Jadi, saya bercerita tentang Ade bukan bermaksud membela diri. Tapi ingin menjelaskan bahwa setiap anak itu berbeda. Satu anak yang lain mungkin harus dipaksa untuk memiliki kegiatan seperti Ade. Tapi Ade berbeda dengan anak-anak lain. Ade, yang sudah diperiksa secara psikologi beberapa kali karena Emaknya kehabisan media praktek, memiliki tingkat kecerdasan yang cukup tinggi namun juga memiliki emosi yang sangat tidak stabil dan energi yang berlebih. Kasih sayang adalah satu-satunya hal yang bisa mengendalikan emosinya itu. Dan media musik serta berbagai kegiatan fisik merupakan cara untuk membiarkannya mengeluarkan energinya yang berlebihan itu.

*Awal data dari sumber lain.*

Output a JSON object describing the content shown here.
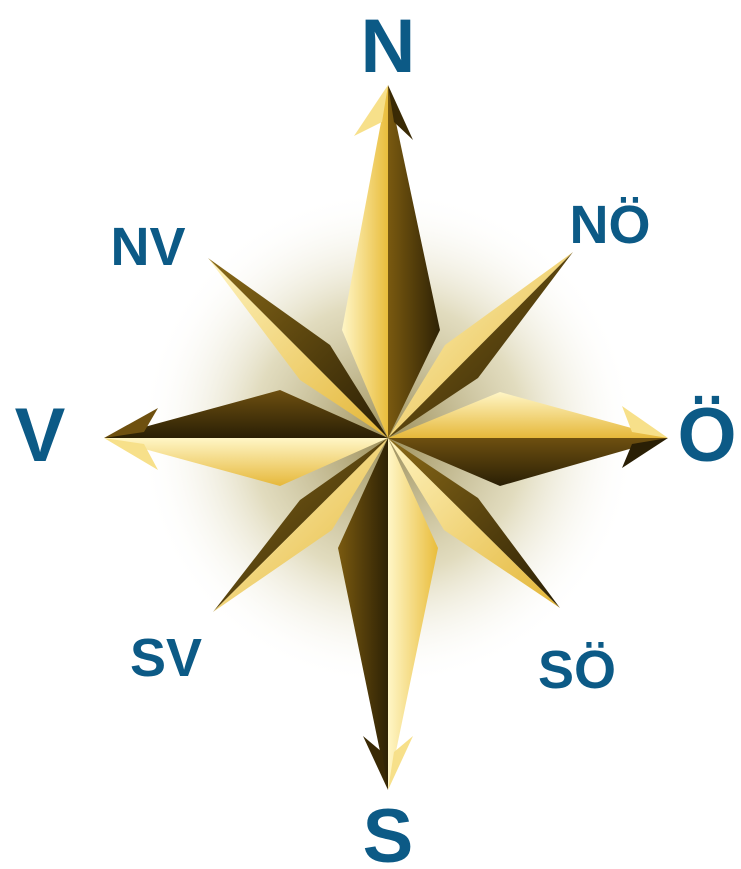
{
  "labels": {
    "north": "N",
    "south": "S",
    "west": "V",
    "east": "Ö",
    "northwest": "NV",
    "northeast": "NÖ",
    "southwest": "SV",
    "southeast": "SÖ"
  },
  "colors": {
    "label": "#0c5a86",
    "gold_light": "#fff2b0",
    "gold_mid": "#e8c24a",
    "gold_dark": "#3a2a05",
    "halo": "#8a7a3c"
  },
  "icons": {
    "rose": "compass-rose-icon"
  }
}
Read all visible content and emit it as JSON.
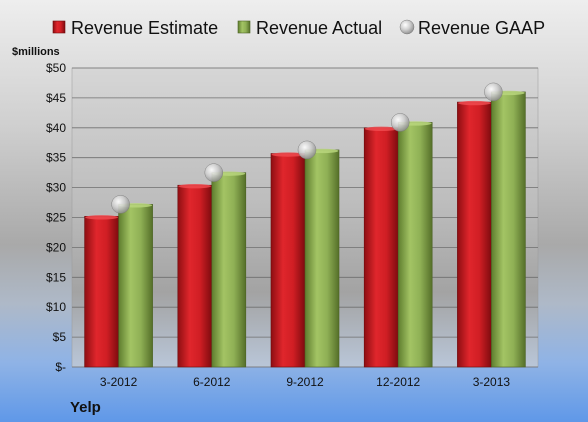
{
  "chart_data": {
    "type": "bar",
    "unit_label": "$millions",
    "footer_label": "Yelp",
    "categories": [
      "3-2012",
      "6-2012",
      "9-2012",
      "12-2012",
      "3-2013"
    ],
    "series": [
      {
        "name": "Revenue Estimate",
        "kind": "bar",
        "color": "#c8161d",
        "values": [
          25.2,
          30.4,
          35.7,
          40.0,
          44.3
        ]
      },
      {
        "name": "Revenue Actual",
        "kind": "bar",
        "color": "#84a64a",
        "values": [
          27.2,
          32.5,
          36.3,
          40.9,
          46.0
        ]
      },
      {
        "name": "Revenue GAAP",
        "kind": "marker",
        "color": "#b8b8b8",
        "values": [
          27.2,
          32.5,
          36.3,
          40.9,
          46.0
        ]
      }
    ],
    "ylim": [
      0,
      50
    ],
    "yticks": [
      0,
      5,
      10,
      15,
      20,
      25,
      30,
      35,
      40,
      45,
      50
    ],
    "ytick_labels": [
      "$-",
      "$5",
      "$10",
      "$15",
      "$20",
      "$25",
      "$30",
      "$35",
      "$40",
      "$45",
      "$50"
    ],
    "grid": true,
    "legend_position": "top"
  }
}
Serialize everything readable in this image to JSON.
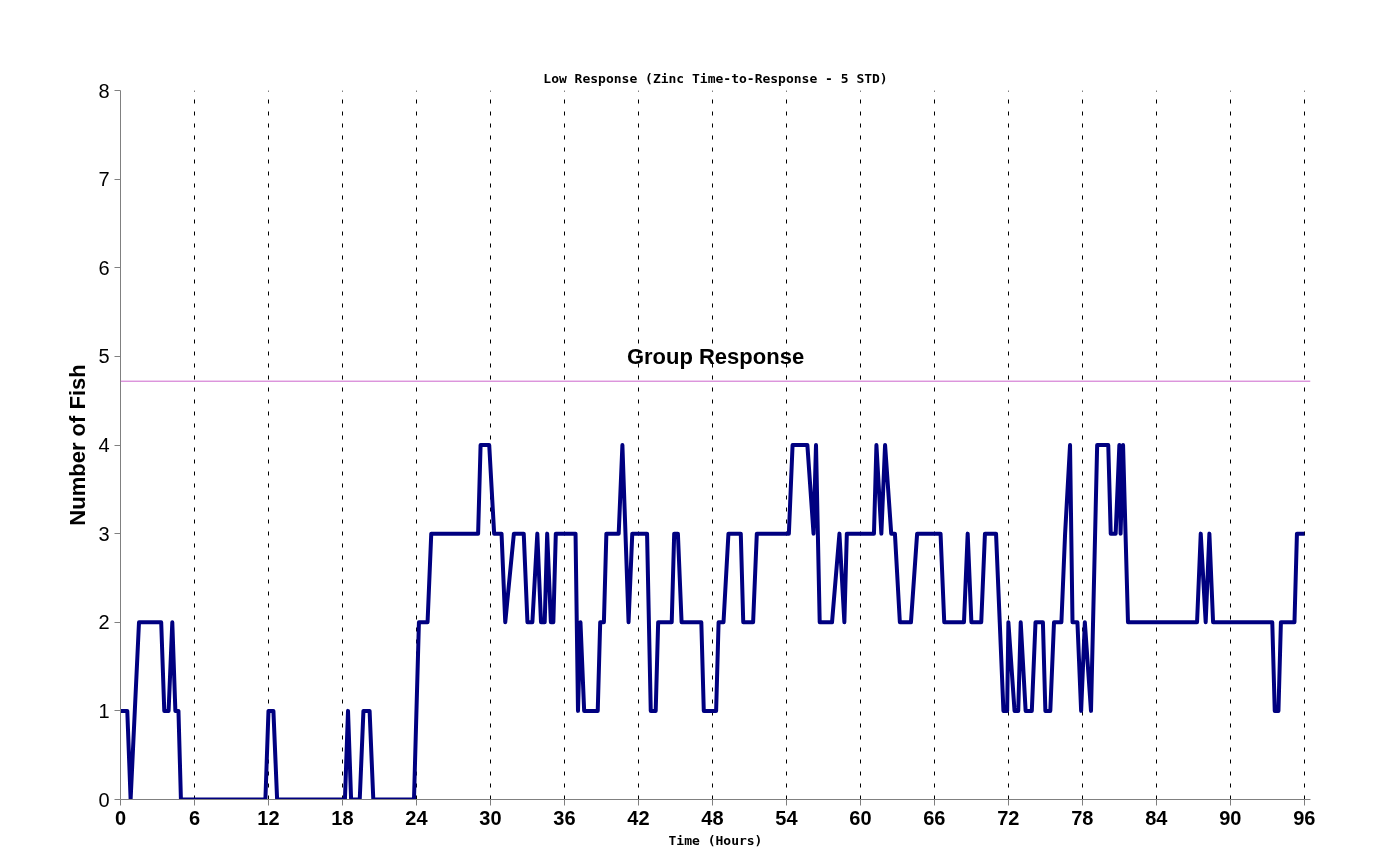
{
  "chart_data": {
    "type": "line",
    "title": "Low Response (Zinc Time-to-Response - 5 STD)",
    "xlabel": "Time (Hours)",
    "ylabel": "Number of Fish",
    "x": [
      0,
      0.55,
      0.82,
      1.5,
      3.3,
      3.55,
      3.9,
      4.2,
      4.45,
      4.7,
      4.9,
      11.75,
      12.0,
      12.4,
      12.7,
      18.2,
      18.45,
      18.7,
      19.4,
      19.7,
      20.2,
      20.5,
      23.8,
      24.2,
      24.9,
      25.2,
      29.0,
      29.2,
      29.9,
      30.3,
      30.9,
      31.2,
      31.9,
      32.7,
      33.0,
      33.4,
      33.8,
      34.1,
      34.4,
      34.6,
      34.9,
      35.1,
      35.3,
      36.9,
      37.1,
      37.3,
      37.6,
      38.7,
      38.9,
      39.2,
      39.4,
      40.4,
      40.7,
      41.2,
      41.5,
      42.7,
      43.0,
      43.4,
      43.6,
      44.7,
      44.9,
      45.2,
      45.5,
      47.1,
      47.3,
      48.3,
      48.5,
      48.9,
      49.3,
      50.3,
      50.5,
      51.3,
      51.6,
      54.2,
      54.5,
      55.7,
      56.2,
      56.4,
      56.7,
      57.7,
      58.3,
      58.7,
      58.9,
      61.1,
      61.3,
      61.7,
      62.0,
      62.5,
      62.8,
      63.2,
      64.1,
      64.6,
      66.5,
      66.8,
      68.4,
      68.7,
      69.0,
      69.8,
      70.1,
      71.0,
      71.3,
      71.6,
      71.9,
      72.0,
      72.5,
      72.8,
      73.0,
      73.4,
      73.9,
      74.2,
      74.8,
      75.0,
      75.4,
      75.7,
      76.3,
      76.6,
      77.0,
      77.2,
      77.6,
      77.9,
      78.2,
      78.7,
      79.2,
      80.1,
      80.3,
      80.7,
      81.0,
      81.1,
      81.3,
      81.7,
      87.3,
      87.6,
      88.0,
      88.3,
      88.6,
      93.4,
      93.6,
      93.9,
      94.1,
      95.2,
      95.4,
      96
    ],
    "series": [
      {
        "color": "#000080",
        "values": [
          1,
          1,
          0,
          2,
          2,
          1,
          1,
          2,
          1,
          1,
          0,
          0,
          1,
          1,
          0,
          0,
          1,
          0,
          0,
          1,
          1,
          0,
          0,
          2,
          2,
          3,
          3,
          4,
          4,
          3,
          3,
          2,
          3,
          3,
          2,
          2,
          3,
          2,
          2,
          3,
          2,
          2,
          3,
          3,
          1,
          2,
          1,
          1,
          2,
          2,
          3,
          3,
          4,
          2,
          3,
          3,
          1,
          1,
          2,
          2,
          3,
          3,
          2,
          2,
          1,
          1,
          2,
          2,
          3,
          3,
          2,
          2,
          3,
          3,
          4,
          4,
          3,
          4,
          2,
          2,
          3,
          2,
          3,
          3,
          4,
          3,
          4,
          3,
          3,
          2,
          2,
          3,
          3,
          2,
          2,
          3,
          2,
          2,
          3,
          3,
          2,
          1,
          1,
          2,
          1,
          1,
          2,
          1,
          1,
          2,
          2,
          1,
          1,
          2,
          2,
          3,
          4,
          2,
          2,
          1,
          2,
          1,
          4,
          4,
          3,
          3,
          4,
          3,
          4,
          2,
          2,
          3,
          2,
          3,
          2,
          2,
          1,
          1,
          2,
          2,
          3,
          3
        ]
      }
    ],
    "xlim": [
      0,
      96.5
    ],
    "xticks": [
      0,
      6,
      12,
      18,
      24,
      30,
      36,
      42,
      48,
      54,
      60,
      66,
      72,
      78,
      84,
      90,
      96
    ],
    "ylim": [
      0,
      8
    ],
    "yticks": [
      0,
      1,
      2,
      3,
      4,
      5,
      6,
      7,
      8
    ],
    "grid": "x",
    "marker": "none",
    "line_style": "solid",
    "ref_lines": [
      {
        "axis": "y",
        "value": 4.72,
        "label": "Group Response",
        "color": "#cc66cc"
      }
    ]
  }
}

Satu hal yang harus diperhatikan para Emak dan Ayah, bukanlah jumlah IQ anak yang tertera dalam laporan psikologinya. Tapi bagaimana menangani anak agar ia selalu merasa bahagia hingga ia dewasa dan siap dalam menghadapi kehidupan? Ilmu psikologi yang saya ambil, bertujuan sepenuhnya untuk anak-anak, untuk memahami dan membuat anak-anak di sekitar saya selalu merasa bahagia. Karena itu, sangat tidak mungkin kalau saya tak memperhitungkan kebutuhan Ade. Justru ketika kami lebih banyak menghabiskan waktu di rumah, Ade justru terlihat bosan dan gampang marah.
Karena itu, jangan hanya mengambil pesan dari sebuah cerita tanpa mempelajarinya lebih dalam. Maknai sebagai kesempatan untuk memahami anak dengan lebih baik. Anak yang mengalami gangguan jiwa atau fase sebelum stress biasanya sudah menunjukkan gejala jauh sebelumnya. Kalau sampai terlanjur seperti cerita itu, maka orangtuanya yang mungkin tidak memahami gejala itu sebelumnya. Tentu hal ini tak bisa dijelaskan di sini, karena setiap anak itu berbeda. Sedangkan anak yang bahagia, itu akan terlihat dengan jelas oleh orang-orang di sekitarnya. Dan sejauh ini, tak satupun anggota keluarga melihat Ade mengalami tekanan. Dia malah tergolong anak yang mudah beradaptasi serta diajak bekerjasama, meski sedikit manja.
Sekali lagi, ini hanyalah sekedar berbagi pengalaman tentang menjadi Emak. Kita tak boleh hanya melihat dari satu sudut pandang, lalu menghakimi tanpa memahami yang terjadi. Bukankah sangat disayangkan ketika sebuah bakat luar biasa yang mungkin mengubah kehidupan seorang anak menjadi lebih baik, justru disia-siakan hanya karena ketakutan yang tak berarti?
Sekali lagi, setiap anak itu unik dengan kebutuhan yang berbeda, dengan pemahaman yang berbeda. Hanya ada hal yang sama yang dibutuhkan setiap anak, itu adalah kasih sayang dan perhatian tulus dari orangtuanya.